Tell your healthcare provider about all the medicines you take, including prescription medicines and over-the-counter medicines, vitamins, and herbal supplements.

ARIKAYCE may cause serious side effects, including:

  • hearing loss or ringing in the ears (ototoxicity). Ototoxicity is a serious and common side effect of ARIKAYCE. Tell your healthcare provider right away if you have hearing loss or you hear noises in your ears, such as ringing or hissing. Tell your healthcare provider if you start having problems with balance or dizziness (vertigo)
  • worsening kidney problems (nephrotoxicity). ARIKAYCE is in a class of medicines which may cause worsening kidney problems. Your healthcare provider may do a blood test to check how well your kidneys are working during your treatment with ARIKAYCE
  • worsening muscle weakness (neuromuscular blockade). ARIKAYCE is in a class of medicines which can cause muscle weakness to get worse in people who already have problems with muscle weakness (myasthenia gravis)

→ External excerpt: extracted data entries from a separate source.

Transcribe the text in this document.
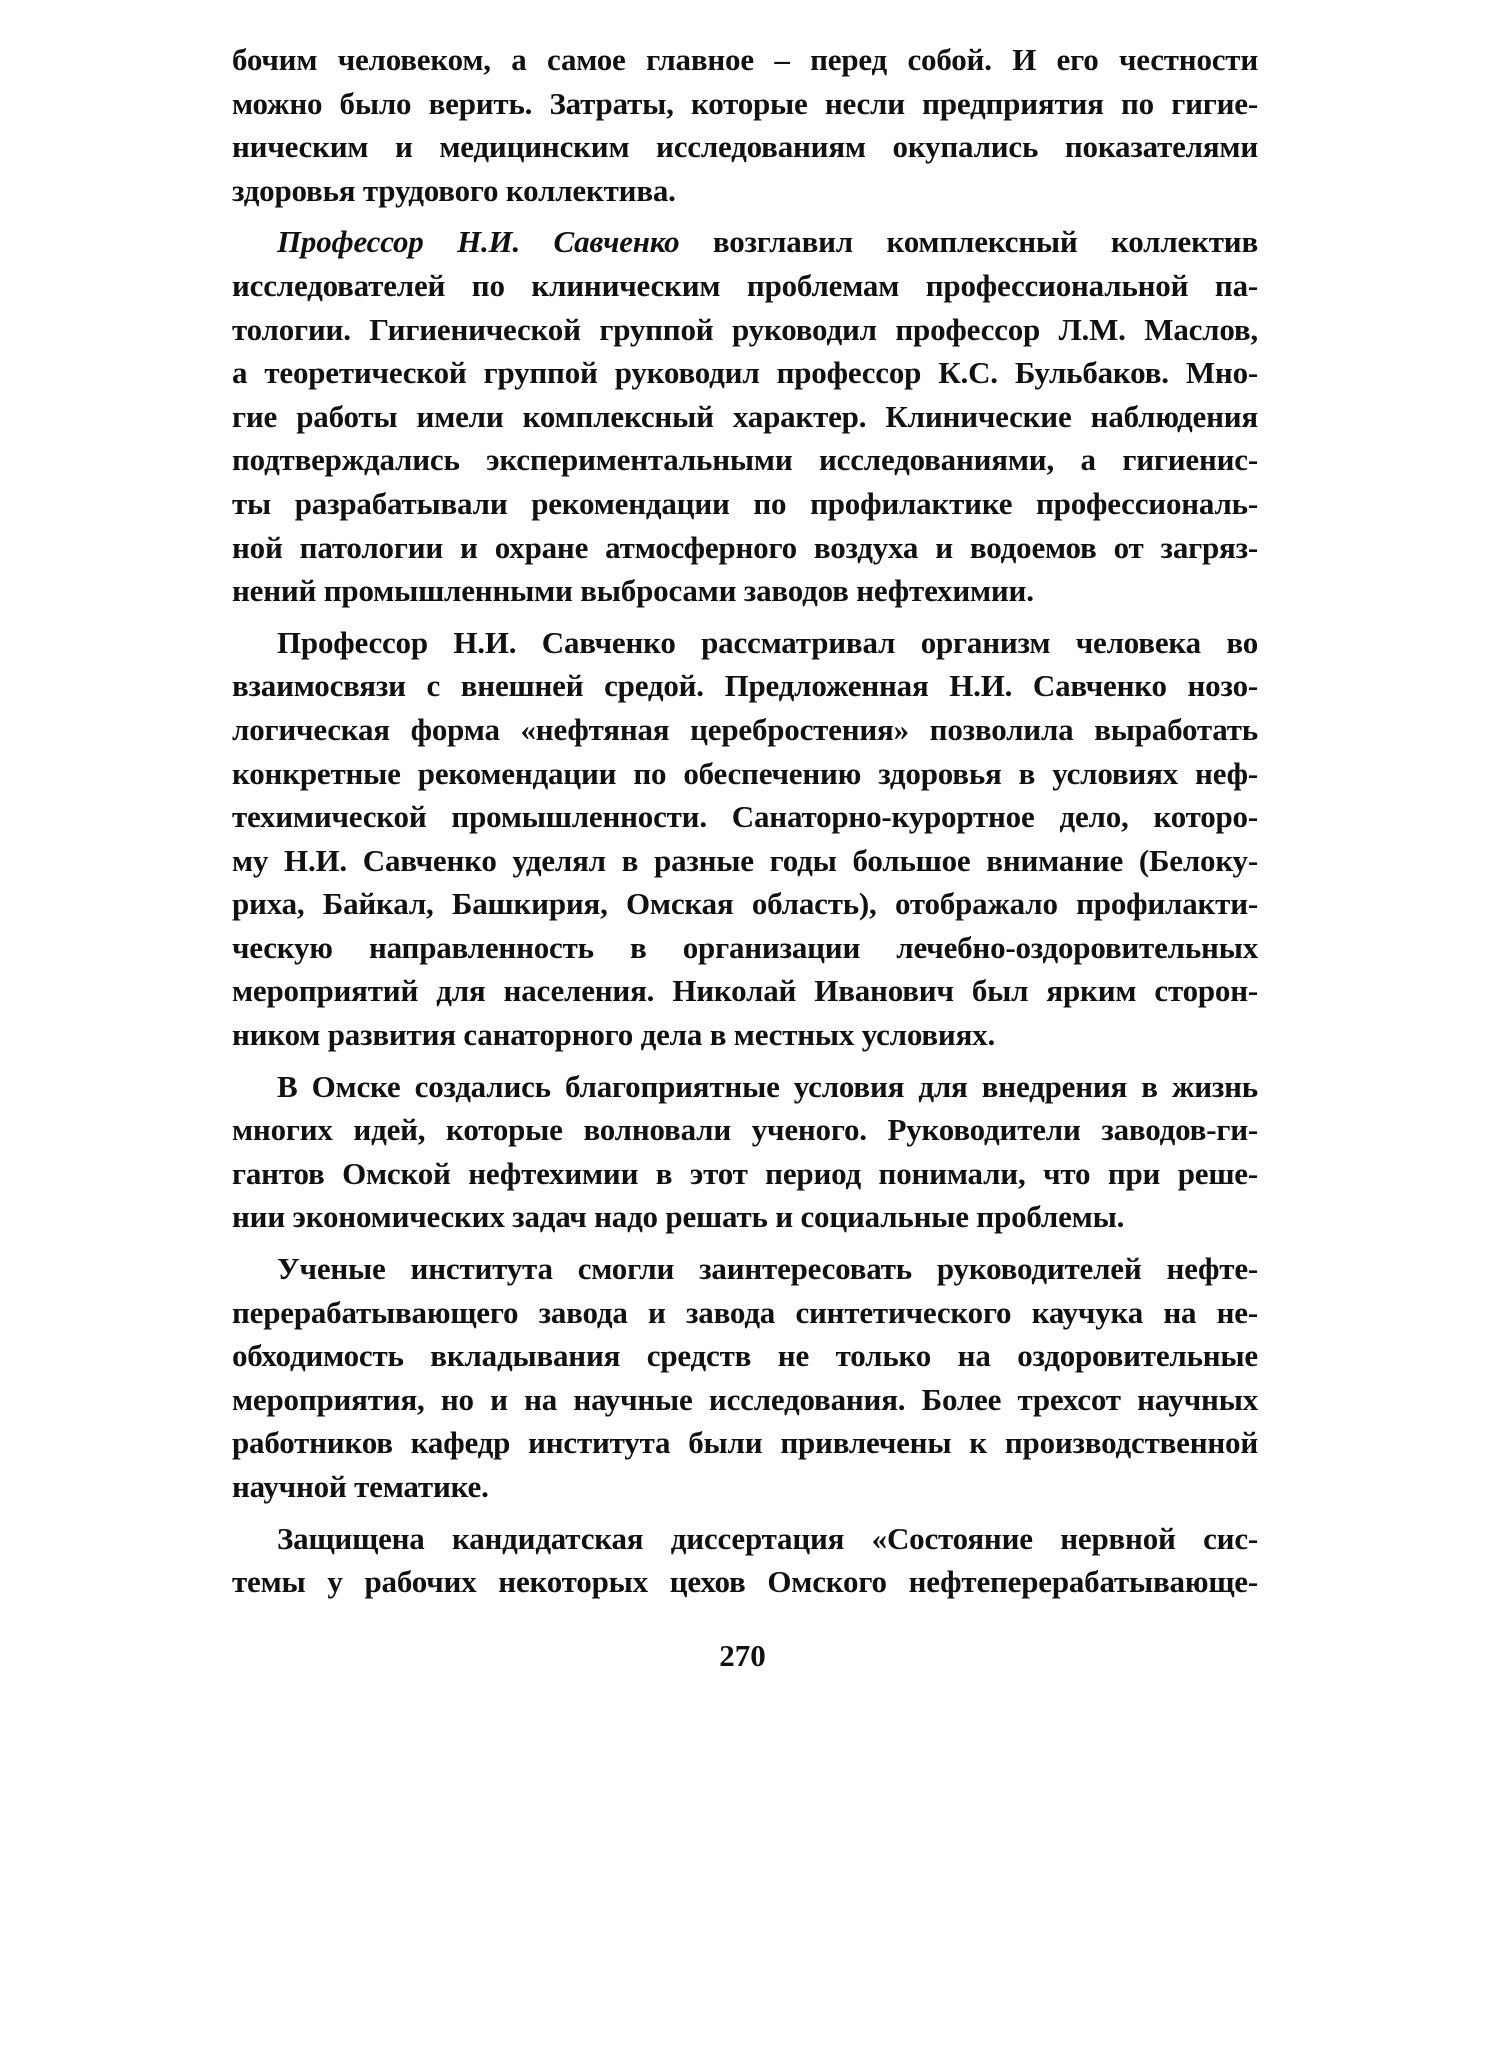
бочим человеком, а самое главное – перед собой. И его честности
можно было верить. Затраты, которые несли предприятия по гигие-
ническим и медицинским исследованиям окупались показателями
здоровья трудового коллектива.
Профессор Н.И. Савченко возглавил комплексный коллектив
исследователей по клиническим проблемам профессиональной па-
тологии. Гигиенической группой руководил профессор Л.М. Маслов,
а теоретической группой руководил профессор К.С. Бульбаков. Мно-
гие работы имели комплексный характер. Клинические наблюдения
подтверждались экспериментальными исследованиями, а гигиенис-
ты разрабатывали рекомендации по профилактике профессиональ-
ной патологии и охране атмосферного воздуха и водоемов от загряз-
нений промышленными выбросами заводов нефтехимии.
Профессор Н.И. Савченко рассматривал организм человека во
взаимосвязи с внешней средой. Предложенная Н.И. Савченко нозо-
логическая форма «нефтяная церебростения» позволила выработать
конкретные рекомендации по обеспечению здоровья в условиях неф-
техимической промышленности. Санаторно-курортное дело, которо-
му Н.И. Савченко уделял в разные годы большое внимание (Белоку-
риха, Байкал, Башкирия, Омская область), отображало профилакти-
ческую направленность в организации лечебно-оздоровительных
мероприятий для населения. Николай Иванович был ярким сторон-
ником развития санаторного дела в местных условиях.
В Омске создались благоприятные условия для внедрения в жизнь
многих идей, которые волновали ученого. Руководители заводов-ги-
гантов Омской нефтехимии в этот период понимали, что при реше-
нии экономических задач надо решать и социальные проблемы.
Ученые института смогли заинтересовать руководителей нефте-
перерабатывающего завода и завода синтетического каучука на не-
обходимость вкладывания средств не только на оздоровительные
мероприятия, но и на научные исследования. Более трехсот научных
работников кафедр института были привлечены к производственной
научной тематике.
Защищена кандидатская диссертация «Состояние нервной сис-
темы у рабочих некоторых цехов Омского нефтеперерабатывающе-
270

The most common side effects of ARIKAYCE include: changes in voice and hoarseness (dysphonia), cough during or after a dose of ARIKAYCE, especially in the first month after starting treatment, muscle pain, sore throat, tiredness (fatigue), diarrhea, nausea, headache, fever, decreased weight, vomiting, rash, increased sputum, or chest discomfort.

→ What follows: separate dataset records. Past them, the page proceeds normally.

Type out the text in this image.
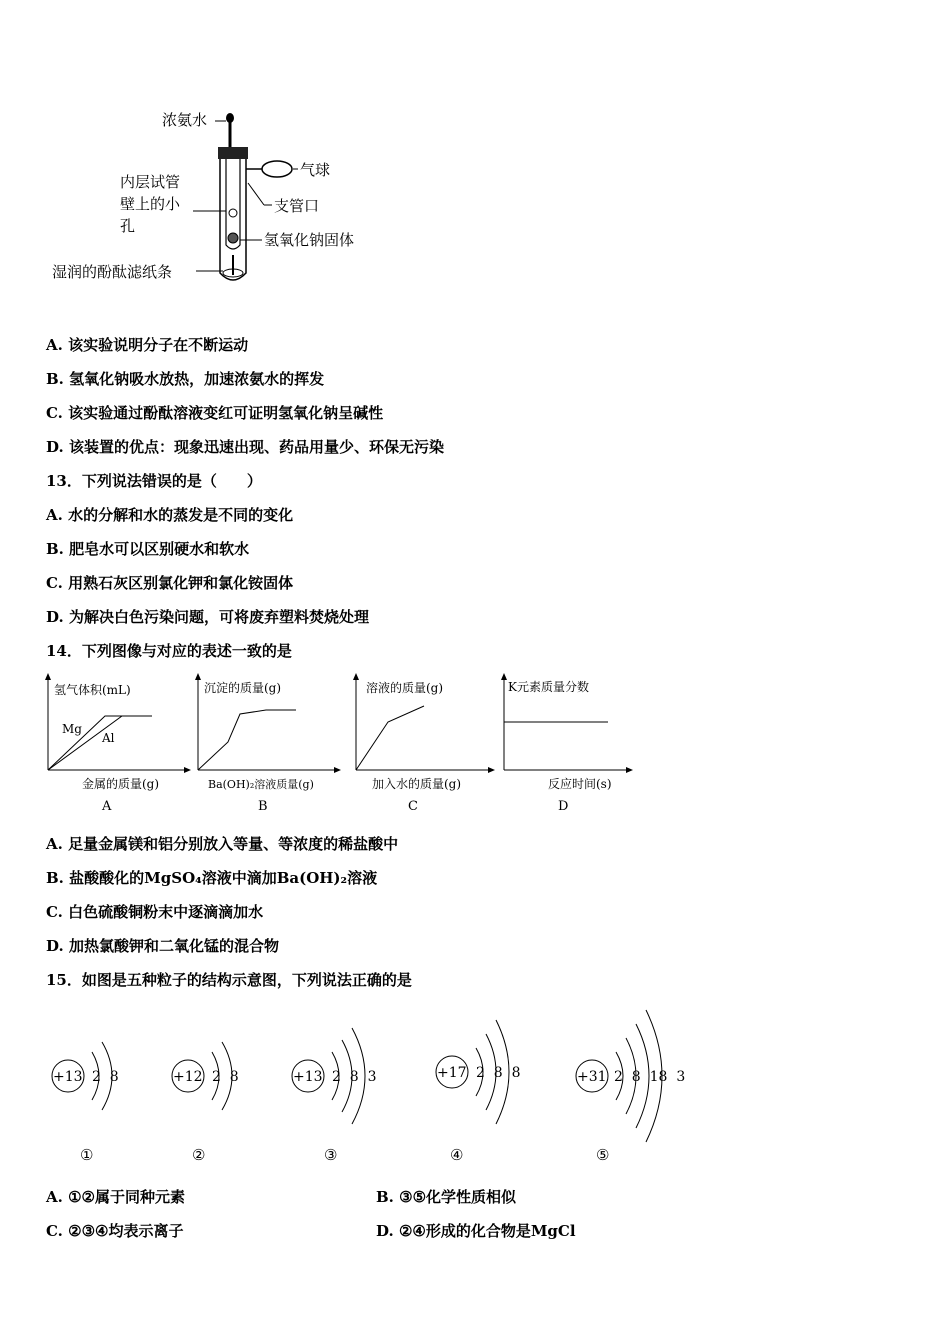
浓氨水
气球
内层试管
壁上的小
孔
支管口
氢氧化钠固体
湿润的酚酞滤纸条
A. 该实验说明分子在不断运动
B. 氢氧化钠吸水放热，加速浓氨水的挥发
C. 该实验通过酚酞溶液变红可证明氢氧化钠呈碱性
D. 该装置的优点：现象迅速出现、药品用量少、环保无污染
13．下列说法错误的是（　　）
A. 水的分解和水的蒸发是不同的变化
B. 肥皂水可以区别硬水和软水
C. 用熟石灰区别氯化钾和氯化铵固体
D. 为解决白色污染问题，可将废弃塑料焚烧处理
14．下列图像与对应的表述一致的是
氢气体积(mL)
Mg
Al
金属的质量(g)
A
沉淀的质量(g)
Ba(OH)₂溶液质量(g)
B
溶液的质量(g)
加入水的质量(g)
C
K元素质量分数
反应时间(s)
D
A. 足量金属镁和铝分别放入等量、等浓度的稀盐酸中
B. 盐酸酸化的MgSO₄溶液中滴加Ba(OH)₂溶液
C. 白色硫酸铜粉末中逐滴滴加水
D. 加热氯酸钾和二氧化锰的混合物
15．如图是五种粒子的结构示意图，下列说法正确的是
+13 2  8
①
+12 2  8
②
+13 2  8  3
③
+17 2  8  8
④
+31 2  8  18  3
⑤
A. ①②属于同种元素	B. ③⑤化学性质相似
C. ②③④均表示离子	D. ②④形成的化合物是MgCl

These are not all of the possible side effects of ARIKAYCE. Call your doctor or pharmacist for medical advice about side effects. You may report side effects to FDA at 1-800-FDA-1088 or www.fda.gov/medwatch.

What is ARIKAYCE?

ARIKAYCE is a prescription medicine used to treat adults with refractory (difficult to treat) Mycobacterium avium complex (MAC) lung disease as part of a combination antibacterial drug treatment plan (regimen).

It is not known if ARIKAYCE is safe and effective in children younger than 18 years of age.

This product was approved by FDA using the Limited Population pathway. This means FDA has approved this drug for a limited and specific patient population, and studies on the drug may have only answered focused questions about its safety and effectiveness.